We will keep watching inflation developments closely, also for possible second-round effects, and we stand ready to adjust our policies if necessary. The Commission will update the projections on this in its Autumn 2021 Economic Forecast.
The crisis has also accentuated some well-known vulnerabilities - high public debt, for example, and other macroeconomic imbalances.
We should reflect on how our fiscal rules can help to lower the debt-to-GDP ratio, because this will determine how well we can respond to possible future shocks.
But we need to go about this in a smart way: in a gradual, sustained and growth-friendly way.
We should also promote high-quality public investment to address the massive needs related to the green and digital transitions.
All this calls for a thorough and open discussion on the future of our economic governance.
The ministers had a first discussion on this yesterday in the inclusive Eurogroup and today in ECOFIN, and we invite everyone to contribute to the ongoing public consultation so that we can build a broad-based consensus of views.
In the meantime, we will carry out regular fiscal and macroeconomic surveillance, using the European Semester as a primary tool for coordinating the EU's economic, fiscal and employment policies.
The Commission welcomes the ministers' conclusions today on the future of the European Semester.
We will take these conclusions into account when we present the Autumn Package later this month.
It will also clarify how the Semester interacts with implementing the Recovery and Resilience Facility.
This phase - putting the RRF into proper effect - has now started.

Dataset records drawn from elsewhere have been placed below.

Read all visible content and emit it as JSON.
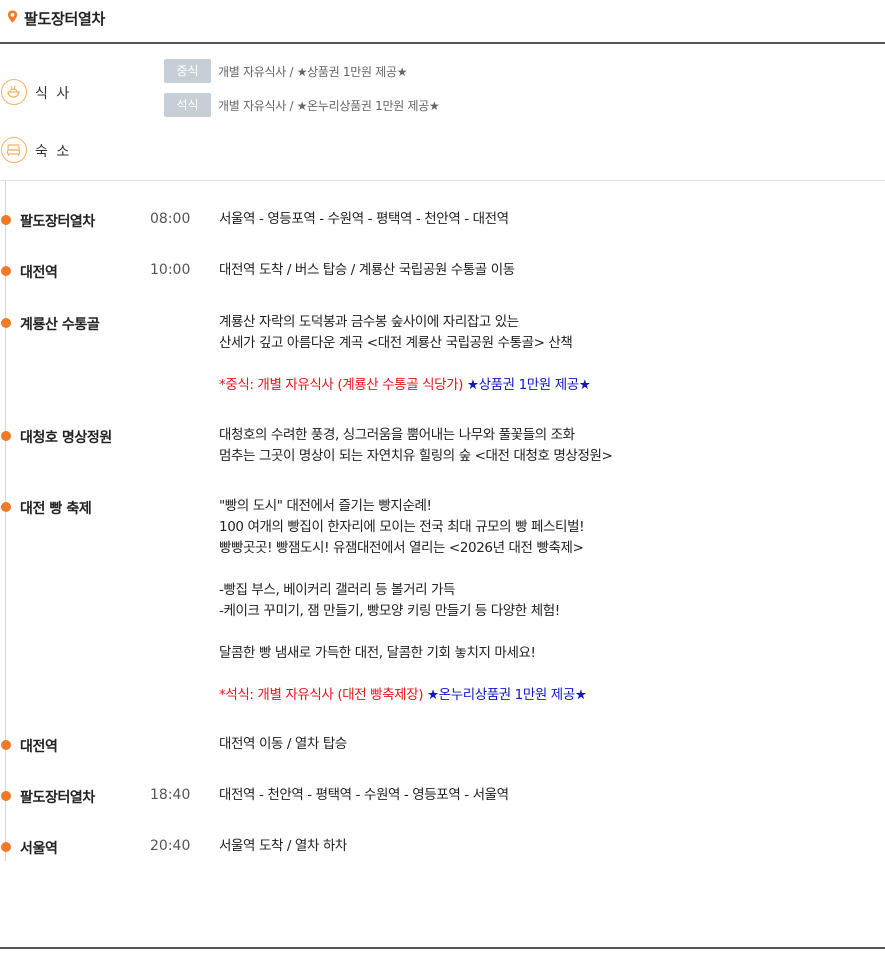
{
  "header": {
    "title": "팔도장터열차",
    "icon": "location-pin-icon",
    "icon_color": "#f07a25"
  },
  "services": {
    "meal": {
      "label": "식 사",
      "icon": "rice-bowl-icon",
      "items": [
        {
          "tag": "중식",
          "text": "개별 자유식사 / ★상품권 1만원 제공★"
        },
        {
          "tag": "석식",
          "text": "개별 자유식사 / ★온누리상품권 1만원 제공★"
        }
      ]
    },
    "lodging": {
      "label": "숙 소",
      "icon": "bed-icon"
    }
  },
  "schedule": [
    {
      "name": "팔도장터열차",
      "time": "08:00",
      "desc": [
        "서울역 - 영등포역 - 수원역 - 평택역 - 천안역 - 대전역"
      ]
    },
    {
      "name": "대전역",
      "time": "10:00",
      "desc": [
        "대전역 도착 / 버스 탑승 / 계룡산 국립공원 수통골 이동"
      ]
    },
    {
      "name": "계룡산 수통골",
      "time": "",
      "desc": [
        "계룡산 자락의 도덕봉과 금수봉 숲사이에 자리잡고 있는",
        "산세가 깊고 아름다운 계곡 <대전 계룡산 국립공원 수통골> 산책"
      ],
      "note_red": "*중식: 개별 자유식사 (계룡산 수통골 식당가)",
      "note_blue": " ★상품권 1만원 제공★"
    },
    {
      "name": "대청호 명상정원",
      "time": "",
      "desc": [
        "대청호의 수려한 풍경, 싱그러움을 뿜어내는 나무와 풀꽃들의 조화",
        "멈추는 그곳이 명상이 되는 자연치유 힐링의 숲 <대전 대청호 명상정원>"
      ]
    },
    {
      "name": "대전 빵 축제",
      "time": "",
      "desc": [
        "\"빵의 도시\" 대전에서 즐기는 빵지순례!",
        "100 여개의 빵집이 한자리에 모이는 전국 최대 규모의 빵 페스티벌!",
        "빵빵곳곳! 빵잼도시! 유잼대전에서 열리는 <2026년 대전 빵축제>",
        "-빵집 부스, 베이커리 갤러리 등 볼거리 가득",
        "-케이크 꾸미기, 잼 만들기, 빵모양 키링 만들기 등 다양한 체험!",
        "달콤한 빵 냄새로 가득한 대전, 달콤한 기회 놓치지 마세요!"
      ],
      "note_red": "*석식: 개별 자유식사 (대전 빵축제장)",
      "note_blue": " ★온누리상품권 1만원 제공★"
    },
    {
      "name": "대전역",
      "time": "",
      "desc": [
        "대전역 이동 / 열차 탑승"
      ]
    },
    {
      "name": "팔도장터열차",
      "time": "18:40",
      "desc": [
        "대전역 - 천안역 - 평택역 - 수원역 - 영등포역 - 서울역"
      ]
    },
    {
      "name": "서울역",
      "time": "20:40",
      "desc": [
        "서울역 도착 / 열차 하차"
      ]
    }
  ],
  "colors": {
    "accent": "#f07a25",
    "icon_ring": "#f2b36a",
    "tag_bg": "#c8ced6",
    "note_red": "#e8161e",
    "note_blue": "#1018c8"
  }
}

Council has now approved 22 national recovery and resilience plans, with €52.3 billion in pre-financing disbursed to 17 Member States.
The next payment requests, other than pre-financing, will be conditional on meeting milestones and targets set out in each plan.
First though, we need to agree operational arrangements with each Member State. These will identify the evidence needed to show that the different milestones and targets are met, and the process for monitoring each plan's implementation.
While we expect to receive a few payment requests this year, most will only arrive in 2022.
Lastly, let me turn to the banking sector.
Europe's banks have played an important role during the pandemic by lending to households and businesses.
This was in large part thanks to the major overhaul of banks' regulatory and supervisory framework following the global financial and economic crisis.
As a previous step in 2019, we carried out some major reforms with the previous banking package.
Now we need to complete them - by implementing international standards to make the wider EU banking system more resilient and stable, based on the Basel III standards.
We are proposing some changes to the capital requirements rules as a way to prevent any underestimation of risk and strengthen banks' resilience to economic shocks.
We are also proposing changes in three other areas: enforcement, sustainability and third-country branches.
These changes aim to keep our banks strong, modern, viable and competitive - because we depend on a strong and stable bank sector to fund jobs and sustainable growth. Thank you.